北米に弱いものの、“偶然”にもインドで強い

 78年の社長就任以来、30年にわたってスズキを率いてきた鈴木修会長兼社長(79歳)は、黒字確保を「偶然」と評する。インド市場では乗用車シェアの半数を持つトップ企業だが、進出を決めた二十数年前は、「大手さんのように先進諸国に進出する体力がなかったから」と言う。

 日本の大手3社は北米を最大の収益源へと強化してきたが、スズキではインドがその役目を担う。自動車市場の有力な成長セクターであるインドも、昨年夏から一進一退が続いている。だが、昨年末の政府の自動車減税策が効いて、1月には過去最高の需要となった。

 米国市場が依然として底が見えない状況なのに対し、底打ちの兆しが出ている。

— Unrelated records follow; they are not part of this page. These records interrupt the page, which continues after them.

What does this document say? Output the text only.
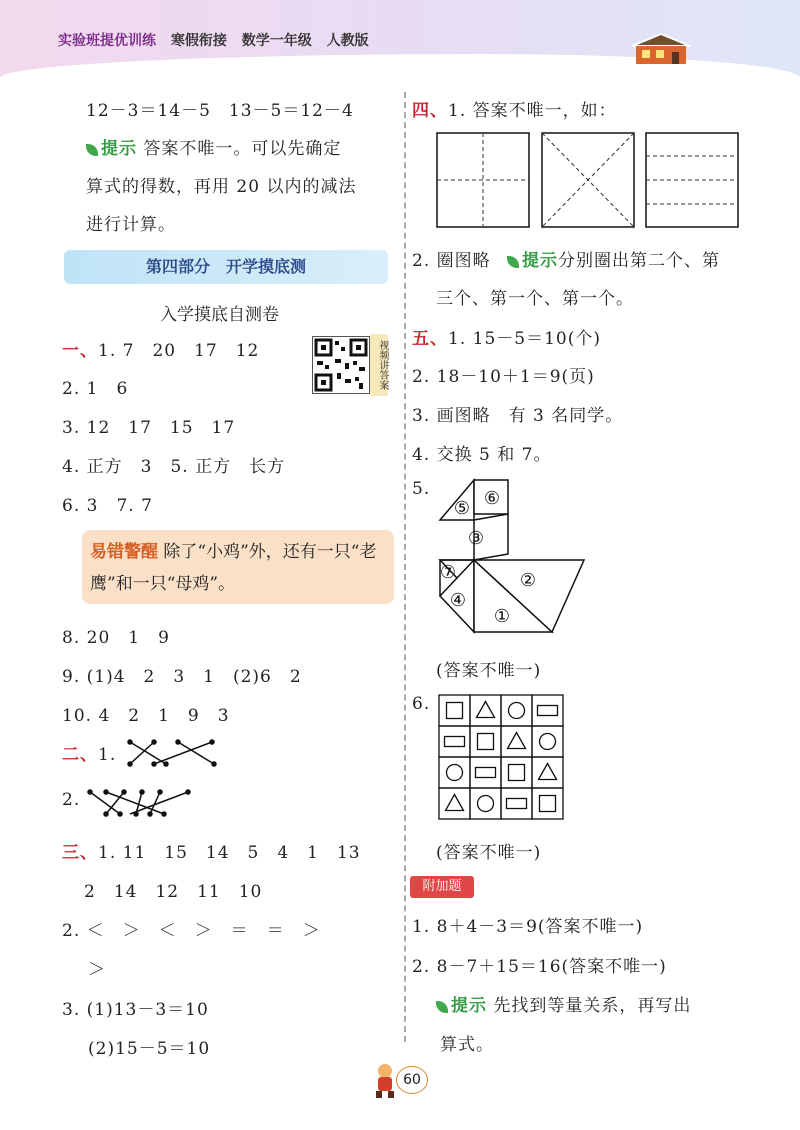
实验班提优训练 寒假衔接 数学一年级 人教版
12－3＝14－5　13－5＝12－4
提示 答案不唯一。可以先确定
算式的得数，再用 20 以内的减法
进行计算。
第四部分　开学摸底测
入学摸底自测卷
视频讲答案
一、1. 7　20　17　12
2. 1　6
3. 12　17　15　17
4. 正方　3　5. 正方　长方
6. 3　7. 7
易错警醒 除了“小鸡”外，还有一只“老鹰”和一只“母鸡”。
8. 20　1　9
9. (1)4　2　3　1　(2)6　2
10. 4　2　1　9　3
二、1.
2.
三、1. 11　15　14　5　4　1　13
2　14　12　11　10
2. ＜　＞　＜　＞　＝　＝　＞
＞
3. (1)13－3＝10
(2)15－5＝10
四、1. 答案不唯一，如：
2. 圈图略 提示分别圈出第二个、第
三个、第一个、第一个。
五、1. 15－5＝10(个)
2. 18－10＋1＝9(页)
3. 画图略　有 3 名同学。
4. 交换 5 和 7。
5.	⑥
⑤
③
⑦
④
②
①
(答案不唯一)
6.
(答案不唯一)
附加题
1. 8＋4－3＝9(答案不唯一)
2. 8－7＋15＝16(答案不唯一)
提示 先找到等量关系，再写出
算式。
60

スズキも北米市場開拓に手をこまぬいてきたわけではないが、苦戦続きで年間の販売台数は10万台規模でしかない。鈴木会長の「偶然」には、そうした意味合いが込められている。

 ただ、本人の言うほど偶然ばかりではない。在庫のコントロールもその1つ。過剰在庫を抱えていなかったため、収益に最もダメージを与える減産が、比較的軽微な展開となっている。スズキの今期の国内外の減産規模は、前期実績比で約15万台(6%)となる見通しだ。

 今期の連結世界販売台数が同18%減となるトヨタ、10%減となるホンダに比べると、ダメージの差が分かる。鈴木会長はこれも「ケガの功名」としたうえで「2007年あたりから在庫を減らすよう取り組んできた」と明かす。